El odio, el rencor, el sentimiento de culpa, la desesperación, el deseo de venganza… Todos esos sentimientos unidos espantaban a los dementores, que lo dejaban en paz durante un tiempo. Aunque nunca se iban muy lejos, preparados para acosarlo de nuevo en cuanto bajase la guardia.

Se levantó y caminó sin prisas hacia su ventana, apoyándose a un lado para mirar a través de los barrotes. Suspiró cansado al contemplar el cielo, que a pesar de la espesa niebla que cubría perpetuamente Azkaban, comenzaba a clarear por el Este. Nunca se hacía realmente de día en aquel lugar, y dormir una noche seguida era completamente imposible. Los dementores disfrutaban colándose en los sueños de los presos, causándoles terribles pesadillas, normalmente visiones de sus peores recuerdos.

Normalmente los guardias paseaban a través de los corredores, asomándose de vez en cuando a los barrotes de la celda de algún prisionero especialmente atormentado. No era ese su caso, él tenía el privilegio de contar con dementores exclusivos para sí mismo. Siempre vigilándolo, día y noche de pie (Si es que esas cosas tenían pies) a los dos lados de la puerta de su celda.

Cerró los ojos cansado y se recostó sobre el mugriento catre. Así pasaba sus días, tumbado en un colchón mugriento, sin esperar nada más que la escueta comida que le pasaban a través de los barrotes por la mañana y por la noche, concentrado en los sonidos de la cárcel y tratando de ignorar el frio y el miedo que se calaba en los huesos.

Los dementores no apreciaban los sentimientos de odio y venganza que rezumaban de él, así que podía estar relativamente tranquilo durante todo el día. Sin embargo no podía relajarse nunca. En el momento en el que un rayo de luz o esperanza asomaba por su mente, Izquierdo y Derecho (así llamaba cariñosamente a los dementores de su puerta, aunque estaba bastante seguro de que iban rotando los turnos para vigilarle entre varios dementores) se pegarían a su puerta y alargarían sus podridas manos hacia él, desesperados por absorber hasta la más ínfima gota de felicidad.

Por suerte, o por desgracia, según se mirase, todo lo que alguna vez Sirius había apreciado le había sido arrebatado brutalmente y no podría jamás recuperarlo. Aquel pensamiento siempre estaba presente en su mente y teñía sus más felices recuerdos de una dolorosa desesperación.
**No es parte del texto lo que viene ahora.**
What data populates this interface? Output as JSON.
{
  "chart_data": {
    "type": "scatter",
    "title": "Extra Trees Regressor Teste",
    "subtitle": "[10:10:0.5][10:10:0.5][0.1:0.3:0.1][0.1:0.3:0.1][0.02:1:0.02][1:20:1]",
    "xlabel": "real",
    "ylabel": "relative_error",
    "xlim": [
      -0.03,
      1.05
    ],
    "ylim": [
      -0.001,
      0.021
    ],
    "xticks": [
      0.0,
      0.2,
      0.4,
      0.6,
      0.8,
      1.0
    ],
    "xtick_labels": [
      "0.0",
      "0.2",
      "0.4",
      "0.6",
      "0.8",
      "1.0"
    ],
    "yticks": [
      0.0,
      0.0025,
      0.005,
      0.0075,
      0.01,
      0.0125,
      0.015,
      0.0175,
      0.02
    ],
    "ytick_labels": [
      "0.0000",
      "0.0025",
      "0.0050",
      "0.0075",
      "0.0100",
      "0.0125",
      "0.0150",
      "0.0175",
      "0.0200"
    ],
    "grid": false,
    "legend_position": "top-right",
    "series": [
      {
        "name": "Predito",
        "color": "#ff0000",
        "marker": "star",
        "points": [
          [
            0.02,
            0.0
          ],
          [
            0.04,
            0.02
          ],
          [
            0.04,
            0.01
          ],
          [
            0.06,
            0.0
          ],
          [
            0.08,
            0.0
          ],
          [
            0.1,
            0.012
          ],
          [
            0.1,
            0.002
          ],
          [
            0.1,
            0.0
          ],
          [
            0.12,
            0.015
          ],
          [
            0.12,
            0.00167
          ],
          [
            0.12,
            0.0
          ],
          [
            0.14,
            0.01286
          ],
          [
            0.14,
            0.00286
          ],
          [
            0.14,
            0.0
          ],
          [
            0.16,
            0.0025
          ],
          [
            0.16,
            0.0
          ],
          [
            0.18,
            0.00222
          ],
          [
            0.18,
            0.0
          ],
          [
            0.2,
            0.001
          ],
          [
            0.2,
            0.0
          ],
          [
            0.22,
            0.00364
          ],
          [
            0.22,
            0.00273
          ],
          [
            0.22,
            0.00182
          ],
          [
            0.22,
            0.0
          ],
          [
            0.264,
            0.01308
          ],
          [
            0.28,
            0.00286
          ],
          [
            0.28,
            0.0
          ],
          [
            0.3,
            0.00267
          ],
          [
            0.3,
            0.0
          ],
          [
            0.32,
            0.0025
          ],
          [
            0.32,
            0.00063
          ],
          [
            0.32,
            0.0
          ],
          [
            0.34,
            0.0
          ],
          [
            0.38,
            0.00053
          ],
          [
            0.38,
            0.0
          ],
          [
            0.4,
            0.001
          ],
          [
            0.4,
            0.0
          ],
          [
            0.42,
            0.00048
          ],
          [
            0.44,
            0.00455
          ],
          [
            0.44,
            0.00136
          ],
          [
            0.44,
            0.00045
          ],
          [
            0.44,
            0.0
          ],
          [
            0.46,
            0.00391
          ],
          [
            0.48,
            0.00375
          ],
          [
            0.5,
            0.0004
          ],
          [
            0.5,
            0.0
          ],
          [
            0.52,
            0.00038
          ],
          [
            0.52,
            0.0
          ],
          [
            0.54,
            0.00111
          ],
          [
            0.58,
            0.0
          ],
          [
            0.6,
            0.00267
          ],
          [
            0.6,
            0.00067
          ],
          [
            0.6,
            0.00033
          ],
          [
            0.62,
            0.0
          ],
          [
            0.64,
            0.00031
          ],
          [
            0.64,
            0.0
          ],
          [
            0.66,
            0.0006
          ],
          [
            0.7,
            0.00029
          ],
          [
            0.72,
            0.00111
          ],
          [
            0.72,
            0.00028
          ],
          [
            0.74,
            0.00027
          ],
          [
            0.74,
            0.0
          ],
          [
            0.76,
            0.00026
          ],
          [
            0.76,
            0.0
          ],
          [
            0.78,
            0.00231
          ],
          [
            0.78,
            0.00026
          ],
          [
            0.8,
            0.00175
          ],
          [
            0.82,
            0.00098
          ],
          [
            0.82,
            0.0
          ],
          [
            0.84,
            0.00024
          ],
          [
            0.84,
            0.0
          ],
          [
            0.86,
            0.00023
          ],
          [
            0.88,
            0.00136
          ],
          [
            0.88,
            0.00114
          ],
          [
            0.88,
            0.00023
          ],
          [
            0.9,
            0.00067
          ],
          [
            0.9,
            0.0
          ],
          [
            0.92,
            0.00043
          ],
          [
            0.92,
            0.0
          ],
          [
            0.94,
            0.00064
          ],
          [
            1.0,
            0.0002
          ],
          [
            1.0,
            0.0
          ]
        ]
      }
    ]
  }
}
Solo le quedaba una única cosa, un único clavo ardiendo al que su mente se aferraba, a la vez que trataba de alejarlo de sí mismo. Era demasiado peligroso pensar en ello, pues se arriesgaba a perder así los pocos restos de cordura que aún le ataban a la realidad.

Tanto era así, que hacía años había empleado los pocos restos de poder mágico que tanto le costó acumular para separar de su mente todos los recuerdos que poseía sobre aquello, almacenándolos en una pequeña oquedad en la piedra que había junto al pie de su catre. Le había costado mucho esfuerzo extraer los filamentos de pensamiento sin ayuda de su varita, y había tenido que ser muy cuidadoso para que los dementores no notasen nada extraño, pero sus preciados recuerdos estaban a salvo y los guardias de Azkaban no podrían arrebatárselos si no estaban dentro de su mente.

Sin embargo, si había conseguido aislar sus mejores recuerdos, las pesadillas aún no dejaban de acosarle. En sueños no podía controlar su mente y se volvía mucho más vulnerable a los ataques de los dementores. Aquel grito agudo seguía resonando en su memoria y por un segundo atravesó su mente el recuerdo fugaz de unos ojitos grises que lo miraban aterrados…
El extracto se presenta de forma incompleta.